В Стране Басков с ее историей и современностью прошлое так перемешано с настоящим, что если широко открыть глаза, то вместо музея живой театр происходящего не раз развернет свое представление и позже повторит его на бис. Вот белая с квадратной башней церковь в традиционном для этого региона стиле. Внутри по периметру – характерная архитектурная деталь – темно-коричневые деревянные балконы в три ряда снизу вверх. Сюда поднимались только мужчины. Под потолком, как во многих церквях приморских городов, может висеть кораблик – просьба молящихся хранить своих моряков. Массивный алтарь в стиле барокко часто богато украшен позолотой и скульптурами. Сейчас в церкви пусто. Горит несколько свечек, заглядывают туристы. Здесь можно услышать многоголосье мужских баскских песнопений a cappella. А с утренней воскресной мессы нет-нет да и выходят пожилые месье в черных фетровых беретах. Этот головной убор – еще один исторический символ басков – сейчас более заметен у жителей с испанской стороны. Он постепенно отходит в реликтовое прошлое. Молодежь же облачается в черные или красные береты только по случаю ежегодных традиционных баскских празднеств с фольклором и корридой. Включайте телевизор в июле-августе и не удивляйтесь, если увидите на улицах бегущих коров, а вся многотысячная толпа зрителей, как один, будет одета в белые полотняные рубашки и белые брюки с красными платками или шарфами вокруг пояса. Это знаменитые праздники в Bayonne.

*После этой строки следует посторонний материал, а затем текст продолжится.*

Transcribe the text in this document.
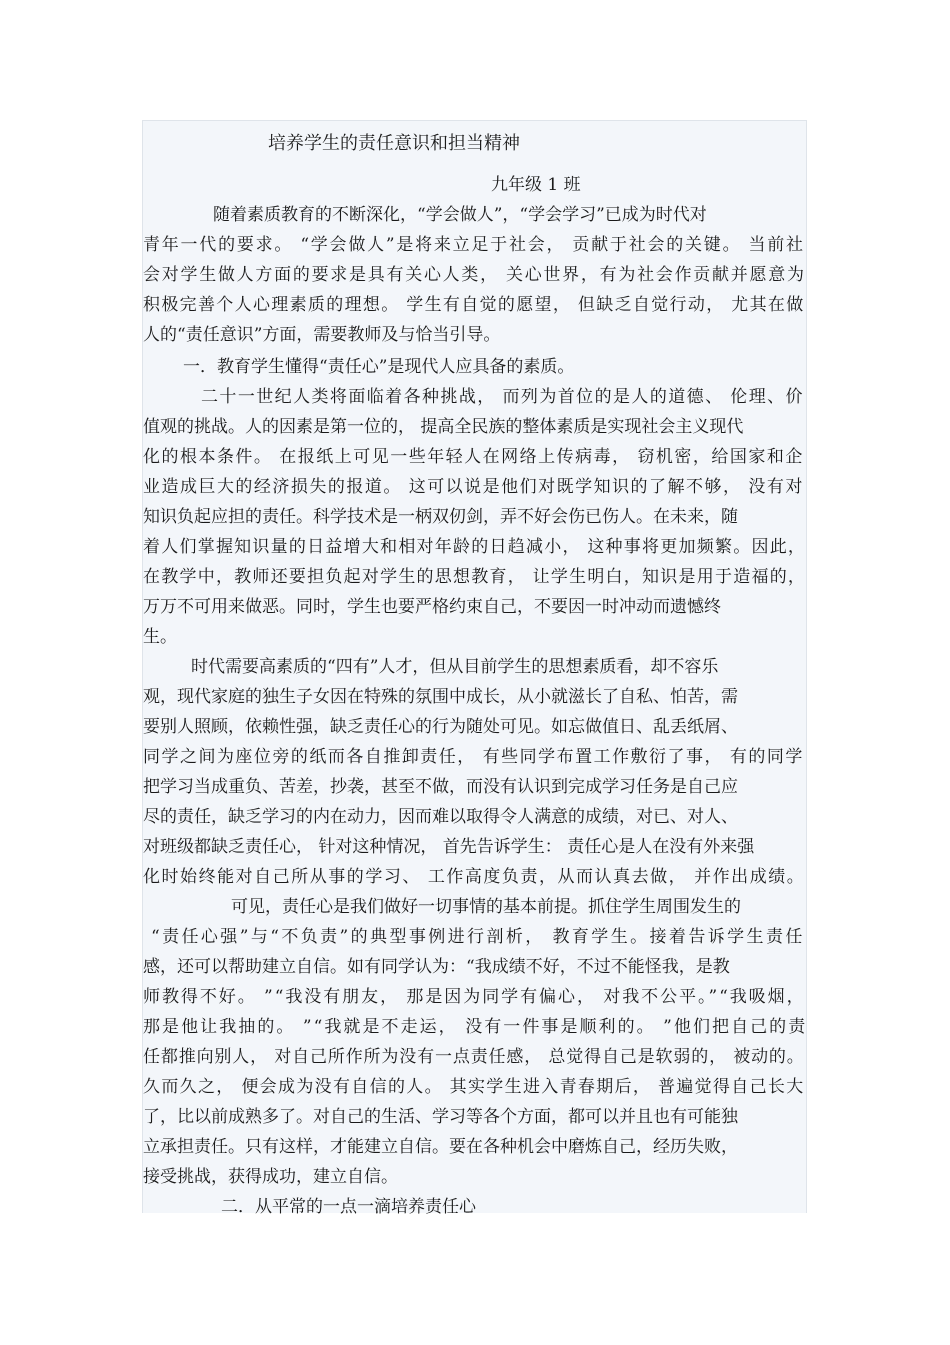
培养学生的责任意识和担当精神
九年级 1 班
随着素质教育的不断深化，“学会做人”，“学会学习”已成为时代对
青年一代的要求。 “学会做人”是将来立足于社会， 贡献于社会的关键。 当前社
会对学生做人方面的要求是具有关心人类， 关心世界，有为社会作贡献并愿意为
积极完善个人心理素质的理想。 学生有自觉的愿望， 但缺乏自觉行动， 尤其在做
人的“责任意识”方面，需要教师及与恰当引导。
一．教育学生懂得“责任心”是现代人应具备的素质。
二十一世纪人类将面临着各种挑战， 而列为首位的是人的道德、 伦理、价
值观的挑战。人的因素是第一位的， 提高全民族的整体素质是实现社会主义现代
化的根本条件。 在报纸上可见一些年轻人在网络上传病毒， 窃机密，给国家和企
业造成巨大的经济损失的报道。 这可以说是他们对既学知识的了解不够， 没有对
知识负起应担的责任。科学技术是一柄双仞剑，弄不好会伤已伤人。在未来，随
着人们掌握知识量的日益增大和相对年龄的日趋减小， 这种事将更加频繁。因此，
在教学中，教师还要担负起对学生的思想教育， 让学生明白，知识是用于造福的，
万万不可用来做恶。同时，学生也要严格约束自己，不要因一时冲动而遗憾终
生。
时代需要高素质的“四有”人才，但从目前学生的思想素质看，却不容乐
观，现代家庭的独生子女因在特殊的氛围中成长，从小就滋长了自私、怕苦，需
要别人照顾，依赖性强，缺乏责任心的行为随处可见。如忘做值日、乱丢纸屑、
同学之间为座位旁的纸而各自推卸责任， 有些同学布置工作敷衍了事， 有的同学
把学习当成重负、苦差，抄袭，甚至不做，而没有认识到完成学习任务是自己应
尽的责任，缺乏学习的内在动力，因而难以取得令人满意的成绩，对已、对人、
对班级都缺乏责任心， 针对这种情况， 首先告诉学生： 责任心是人在没有外来强
化时始终能对自己所从事的学习、 工作高度负责，从而认真去做， 并作出成绩。
可见，责任心是我们做好一切事情的基本前提。抓住学生周围发生的
“责任心强”与“不负责”的典型事例进行剖析， 教育学生。接着告诉学生责任
感，还可以帮助建立自信。如有同学认为：“我成绩不好，不过不能怪我，是教
师教得不好。 ”“我没有朋友， 那是因为同学有偏心， 对我不公平。”“我吸烟，
那是他让我抽的。 ”“我就是不走运， 没有一件事是顺利的。 ”他们把自己的责
任都推向别人， 对自己所作所为没有一点责任感， 总觉得自己是软弱的， 被动的。
久而久之， 便会成为没有自信的人。 其实学生进入青春期后， 普遍觉得自己长大
了，比以前成熟多了。对自己的生活、学习等各个方面，都可以并且也有可能独
立承担责任。只有这样，才能建立自信。要在各种机会中磨炼自己，经历失败，
接受挑战，获得成功，建立自信。
二．从平常的一点一滴培养责任心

И везде вам встретятся яркие и говорящие сами за себя детали. Это не нейтральный центр Франции, где доминирующая из года в год черно-серо-бежевая гамма в витринах магазинов гармонирует со средней, не выделяющейся архитектурой зданий, и страндартным, заведенным по общепринятым в стране правилам, распорядком жизни.
В Басконии повсеместно чувствуется индивидуальность: указатели на дорогах и вывески на магазинах на языке басков. Вот tk`c, сочетающий белый и зеленый крест на красном фоне, баскский солнечный крест лаубуру с четырьмя лепестками в виде запятых – он угадывается на древних могильных камнях, красуется на фасадах зданий, на вышитом льняном белье в туристических лавках. А национальные блюда! Курятина в томатном соусе по-баскски, «axoa» – блюдо на основе рубленой говядины или телятины со специями, зеленым стручковым перцем и острым местным красным перцем из деревни Эспелетт, разнообразные приготовления из тунца и черных кальмаров в собственном соку, сыровяленая ветчина, овечий сыр Etorki и вишневое варенье, которое подают к сыру и могут использовать как начинку в баскском пироге из песочного теста. Естественно, мы прилежно перепробовали все пироги в округе с традиционной начинкой из кондитерского крема и более туристический вариант – с вареньем. Из разных булочных, порционных размеров и «больших форматов». И подозрение подтвердилось: лучшая выпечка продается под вывеской булочников-мастеров (это особое отличие в профессии) и не на центральной улице для туристов. Банальная риторика, но с сожалением вспоминаю, как здешние пироги отличаются от стандартных, распространяемых по всей Франции супермаркетовских с полки «региональные продукты»!
Позвольте, мы только что упомянули вишневое варенье? Значит, где-то здесь должна быть вишня, которую в центре Франции днем с огнем не сыщешь! Эту алую, сочную кисло-сладкую, обожаемую мною ягоду, не продают ни на рынке, ни в магазине. Французы предпочитают сладкую, более крупную и менее хрупкую черешню. Еще одно очко в пользу Страны Басков!..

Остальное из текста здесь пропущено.